Something to Learn

Madeleine - Webster City, Iowa
Entered on January 27, 2009
Age Group: Under 18

As a five year old, girl going to bed when it was still light out was really hard. Luckily, for me it was winter and in Iowa it gets dark at about four forty-five or so. Laying in bed on that winter night, I remember thinking that something felt wrong. I couldn’t put my finger on it or even wrap my mind around it. Five minutes later however, I was thinking about something else. I was five and my attention span stretched as far as a piece of orbit’s gum, it only goes so far and then it breaks. Thinking about the scary shadows cast from my closet nightlight, another stream of light cast another. The light came from the black hall on the other side of my door. It had to be late, but I really couldn’t tell time so the clock on my wall was really a nuisance. I waited and waited for something to happen. All that went on was scattering footsteps meeting the creaking, wood floor. Some time past by, but that’s all I really knew. Then my father swung my door open saying the very words that are still with me today, “Put on your sweats”, he said. I did as he asked pulling on my St. Thomas Aquinas School sweatshirt and sweatpants. Then I went into the hall, down the stairs, and to the window overlooking the driveway. Flashing blue, red, and white lights reflected in my eyes. My mother and my new baby brother were nowhere to be seen. I believe that everything happens for a reason, good or bad.
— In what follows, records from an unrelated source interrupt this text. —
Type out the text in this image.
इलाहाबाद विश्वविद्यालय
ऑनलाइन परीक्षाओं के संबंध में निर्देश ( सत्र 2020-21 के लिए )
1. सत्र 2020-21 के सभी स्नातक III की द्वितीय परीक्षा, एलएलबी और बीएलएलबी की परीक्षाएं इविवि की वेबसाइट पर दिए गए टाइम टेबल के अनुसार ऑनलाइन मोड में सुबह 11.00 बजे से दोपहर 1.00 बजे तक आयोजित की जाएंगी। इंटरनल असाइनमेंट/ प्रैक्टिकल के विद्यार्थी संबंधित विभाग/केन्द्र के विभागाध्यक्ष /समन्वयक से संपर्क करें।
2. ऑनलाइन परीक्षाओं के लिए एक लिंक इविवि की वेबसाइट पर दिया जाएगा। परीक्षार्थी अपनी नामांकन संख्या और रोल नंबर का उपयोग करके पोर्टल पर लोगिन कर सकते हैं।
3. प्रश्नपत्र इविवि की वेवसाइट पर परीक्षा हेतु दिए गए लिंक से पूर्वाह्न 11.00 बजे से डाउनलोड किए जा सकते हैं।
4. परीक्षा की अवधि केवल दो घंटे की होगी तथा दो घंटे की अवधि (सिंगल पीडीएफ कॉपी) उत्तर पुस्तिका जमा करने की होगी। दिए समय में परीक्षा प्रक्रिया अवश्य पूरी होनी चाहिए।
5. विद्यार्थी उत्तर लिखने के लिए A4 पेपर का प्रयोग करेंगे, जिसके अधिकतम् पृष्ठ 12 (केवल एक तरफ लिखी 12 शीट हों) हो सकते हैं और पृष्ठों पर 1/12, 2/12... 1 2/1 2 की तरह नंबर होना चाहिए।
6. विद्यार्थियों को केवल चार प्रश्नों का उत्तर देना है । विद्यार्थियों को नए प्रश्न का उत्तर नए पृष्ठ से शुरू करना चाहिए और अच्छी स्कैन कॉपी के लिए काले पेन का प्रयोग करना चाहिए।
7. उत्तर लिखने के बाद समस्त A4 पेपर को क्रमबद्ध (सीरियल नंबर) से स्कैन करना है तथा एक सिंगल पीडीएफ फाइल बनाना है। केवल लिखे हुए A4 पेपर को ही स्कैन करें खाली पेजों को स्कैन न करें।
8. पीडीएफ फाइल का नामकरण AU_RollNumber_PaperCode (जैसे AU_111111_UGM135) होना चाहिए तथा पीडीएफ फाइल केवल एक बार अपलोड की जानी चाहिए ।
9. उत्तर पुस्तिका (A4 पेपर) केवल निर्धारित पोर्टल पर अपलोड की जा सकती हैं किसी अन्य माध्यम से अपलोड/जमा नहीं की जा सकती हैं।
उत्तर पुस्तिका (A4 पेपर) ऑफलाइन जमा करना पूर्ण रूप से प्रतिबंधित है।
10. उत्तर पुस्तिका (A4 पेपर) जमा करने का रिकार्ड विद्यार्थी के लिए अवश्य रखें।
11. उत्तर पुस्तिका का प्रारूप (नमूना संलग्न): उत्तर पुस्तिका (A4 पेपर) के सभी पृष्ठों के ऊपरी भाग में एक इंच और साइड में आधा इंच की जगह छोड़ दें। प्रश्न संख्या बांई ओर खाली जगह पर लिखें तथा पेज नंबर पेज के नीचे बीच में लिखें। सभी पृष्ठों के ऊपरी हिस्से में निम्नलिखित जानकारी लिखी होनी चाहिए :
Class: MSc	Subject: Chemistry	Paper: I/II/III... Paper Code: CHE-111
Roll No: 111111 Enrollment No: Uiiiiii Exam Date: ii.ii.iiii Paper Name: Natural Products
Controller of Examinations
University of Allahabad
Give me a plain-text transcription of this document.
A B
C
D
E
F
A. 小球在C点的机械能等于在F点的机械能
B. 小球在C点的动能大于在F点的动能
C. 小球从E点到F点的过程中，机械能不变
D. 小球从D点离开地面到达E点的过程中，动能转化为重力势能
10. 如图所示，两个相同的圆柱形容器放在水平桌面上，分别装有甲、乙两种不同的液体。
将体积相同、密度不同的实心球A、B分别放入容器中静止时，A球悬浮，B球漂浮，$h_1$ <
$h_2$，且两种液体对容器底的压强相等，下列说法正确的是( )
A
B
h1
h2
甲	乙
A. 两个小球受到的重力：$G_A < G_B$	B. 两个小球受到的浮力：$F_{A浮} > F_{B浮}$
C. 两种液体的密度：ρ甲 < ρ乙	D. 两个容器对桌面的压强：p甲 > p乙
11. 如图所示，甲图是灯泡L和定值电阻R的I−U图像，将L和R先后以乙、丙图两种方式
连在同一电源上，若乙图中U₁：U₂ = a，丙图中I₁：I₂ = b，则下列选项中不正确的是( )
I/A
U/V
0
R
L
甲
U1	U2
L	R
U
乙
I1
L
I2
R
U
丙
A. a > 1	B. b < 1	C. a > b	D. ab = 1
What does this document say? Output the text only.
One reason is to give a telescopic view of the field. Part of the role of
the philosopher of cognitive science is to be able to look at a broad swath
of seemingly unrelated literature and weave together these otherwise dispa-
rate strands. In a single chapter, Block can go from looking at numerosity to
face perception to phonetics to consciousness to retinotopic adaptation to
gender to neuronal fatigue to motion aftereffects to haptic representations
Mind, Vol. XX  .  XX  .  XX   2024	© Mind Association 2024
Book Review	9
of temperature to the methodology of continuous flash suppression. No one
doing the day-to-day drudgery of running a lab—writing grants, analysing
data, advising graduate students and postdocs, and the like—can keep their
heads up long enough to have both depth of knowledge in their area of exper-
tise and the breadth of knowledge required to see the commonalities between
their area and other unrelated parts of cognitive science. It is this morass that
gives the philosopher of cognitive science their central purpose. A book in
The night my brother had his first seizure changed my entire life completely, and even though the frustrations have been more than hard I have to believe there is a reason why we were given this challenge. I used to tell my mom when I was little that we were the special ones, because no one I knew at that time had a special needs child in their family. Of course, I still believe that today, even when he has three seizures a night I know that equals three hours of sleep. He is also non-verbal which equals painful communication, as in pinching, biting and hitting. Most of those things never really bothered me. The main reason I always got mad at my brother was because I had to baby sit him constantly. That meant less time for friends, but less time for friends meant spending time with my brother. I have learned more from him than any class that I have taken. I have learned patience, how to read people, how to take care of any situation while caring for a child, and responsibility. I found out that only good can come from the bad.

When you see a child overjoyed by popping popcorn it can only put a smile on your face. My brother has been doing from the day he could walk. He also is the only person that can make me genuinely laugh at any moment in the day, and it’s not because he’s telling a joke. He’s more than likely making funny faces at me or pinching my nose with cooking utensils. So, you see in my life I have every reason to believe that everything happens for a reason. The situation can be good or bad, eventually something can be learned.